Judy Willman said she knew her dream of using a time machine to go back and see her father Joe Rantz grow up is impossible.
Still, she yearned to see him raising himself through his teens in Sequim, through his college years at the University of Washington and particularly in that moment in 1936, when Rantz and eight other young men overcame daunting odds to win a gold medal at the 1936 Olympic Games.
“I wanted to see it, hear it, feel it. Of course, it was impossible … until I met Daniel James Brown,” Willman told a rapt audience at the Port Angeles High School on Oct. 29, moments before she introduced Brown, author of “Boys in the Boat.”
Brown’s account of the University of Washington’s improbable gold medal-winning effort at the so-called “Hitler’s Games” has become a New York Times non-fiction best-seller and the basis for the PBS film, “The Boys of ’36.”
The book that pivots on the back-story of Rantz, a youth with a tumultuous childhood who was abandoned by his family in Sequim in the 1930s and found redemption in part with his UW classmates. In the process of learning to trust once more, Willman said, her father and his teammates — each of whom have since died — earned that elusive 1936 Olympic Games gold medal.
Brown said he enjoys speaking about the book in many communities across the Puget Sound, but “particularly here on the peninsula with Joe Rantz growing up in Sequim, and also the rowing culture out here in Port Angeles and Port Townsend.”
Brown recently had finished his first book, “Under a Flaming Sky,” when he moved into Willman and Rantz’s neighborhood near Seattle in 2006. When Brown met with Rantz, who by then was in hospice care, he had his next book.
“I didn’t want Dad’s memory forgotten and I didn’t want those boys’ memories forgotten,” Willman said. “It was pretty much a six-year odyssey.”
Brown noted that when he heard Rantz’s story of growing up alone in Sequim, “That really got to me. I was just transported as he told me this story.”
When Brown asked if he could write the Olympian’s story, Rantz told him no. “But,” Brown recalled, “he said I could write about the boat.”
Brown noted that the story seems to resonate with readers because it isn’t a story about individual glory but rather how individuals coming together can do, particularly during times of hardship such as the Great Depression.
“It reminds us of what we’re capable of when we’re pulling together,” he said.
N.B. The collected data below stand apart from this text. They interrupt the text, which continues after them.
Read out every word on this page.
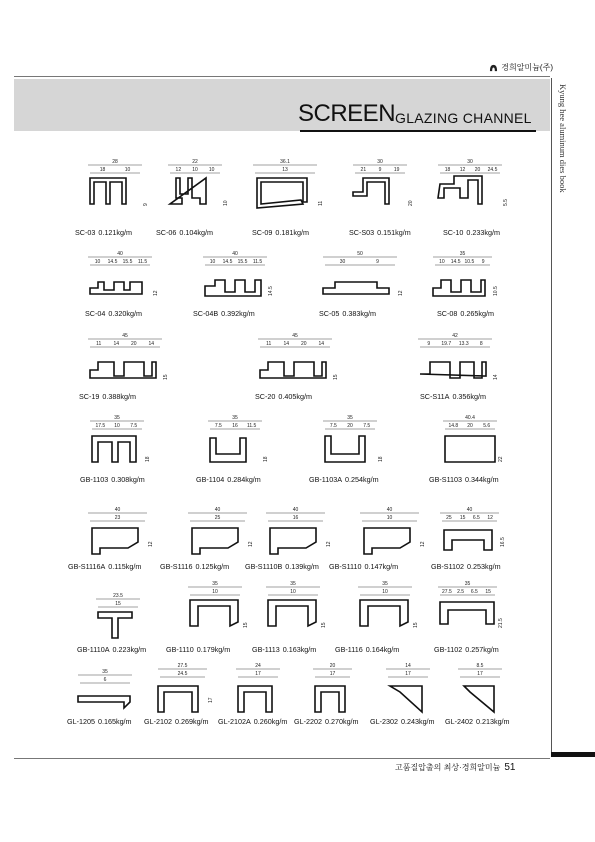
경희알미늄(주)
SCREEN GLAZING CHANNEL	Kyung hee aluminum dies book
28
18	10
9
SC-03 0.121kg/m
22
12 10 10
10
SC-06 0.104kg/m
36.1
13
11
SC-09 0.181kg/m
30
21 9 19
20
SC-S03 0.151kg/m
30
18 12 20 24.5
5.5
SC-10 0.233kg/m
40
10 14.5 15.5 11.5
12
SC-04 0.320kg/m
40
10 14.5 15.5 11.5
14.5
SC-04B 0.392kg/m
50
30	9
12
SC-05 0.383kg/m
35
10 14.5 10.5 9
10.5
SC-08 0.265kg/m
45
11 14 20 14
15
SC-19 0.388kg/m
45
11 14 20 14
15
SC-20 0.405kg/m
42
9 19.7 13.3 8
14
SC-S11A 0.356kg/m
35
17.5 10 7.5
18
GB-1103 0.308kg/m
35
7.5 16 11.5
18
GB-1104 0.284kg/m
35
7.5 20 7.5
18
GB-1103A 0.254kg/m
40.4
14.8 20 5.6
22
GB-S1103 0.344kg/m
40
23
12
GB-S1116A 0.115kg/m
40
25
12
GB-S1116 0.125kg/m
40
16
12
GB-S1110B 0.139kg/m
40
10
12
GB-S1110 0.147kg/m
40
25 15 6.5 12
16.5
GB-S1102 0.253kg/m
23.5
15
GB-1110A 0.223kg/m
35
10
15
GB-1110 0.179kg/m
35
10
15
GB-1113 0.163kg/m
35
10
15
GB-1116 0.164kg/m
35
27.5 2.5 6.5 15
21.5
GB-1102 0.257kg/m
35
6
GL-1205 0.165kg/m
27.5
24.5
17
GL-2102 0.269kg/m
24
17
GL-2102A 0.260kg/m
20
17
GL-2202 0.270kg/m
14
17
GL-2302 0.243kg/m
8.5
17
GL-2402 0.213kg/m
고품질압출의 최상·경희알미늄 51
The author talk was the second of two speaking events in Port Angeles on Saturday, speaking earlier at an Olympic Peninsula Rowing Association event at the Vern Burton Center.
The event was a community collaboration among the Sequim School District, North Olympic Library System and NOLS Friends groups, Soroptimist International of Sequim, Sequim Trinity United Methodist Church, Sound Community Bank, Olympic Peninsula Rowing Association, Sequim Education Foundation, Port Angeles Education Foundation, Port Angeles High School, the Quileute Nation and Sequim Museum &Arts.
A grant from the Sequim Education Foundation helped pay for 500 copies for an all-school read at both Sequim Middle School and Sequim High School, SHS librarian Linsay Rapelje said.
She also noted the North Olympic Library System has given away 600 copies of the book.
“They have been such a huge promotional influence on this book,” Rapelje said.
The library system also used the book as part of its month-long “Clallam Reads” program in October, encouraging readers in its network across the Olympic Peninsula.
“I’m very passionate about this book,” Rapelje said Saturday, noting that school staff collaborated to make the author talk happen.
“It just grew and grew and grew … (but) then it was, ‘How are we going to get Daniel James Brown to come?’” Rapelje said.
Enter Willman, a promoter of not only the book but an advocate of rowing in the Pacific Northwest.
“Judy’s been with me every step of the way,” Brown said.
The author said the single-most frequent comment he gets about “Boys in the Boat” is that readers — particularly men — finish it with tears in their eyes.
And interestingly enough, Brown said, in this year of high-stakes politics, he gets similar comments from people of all political divides: “If only people on the other side would read this book, the world would be such a better place.”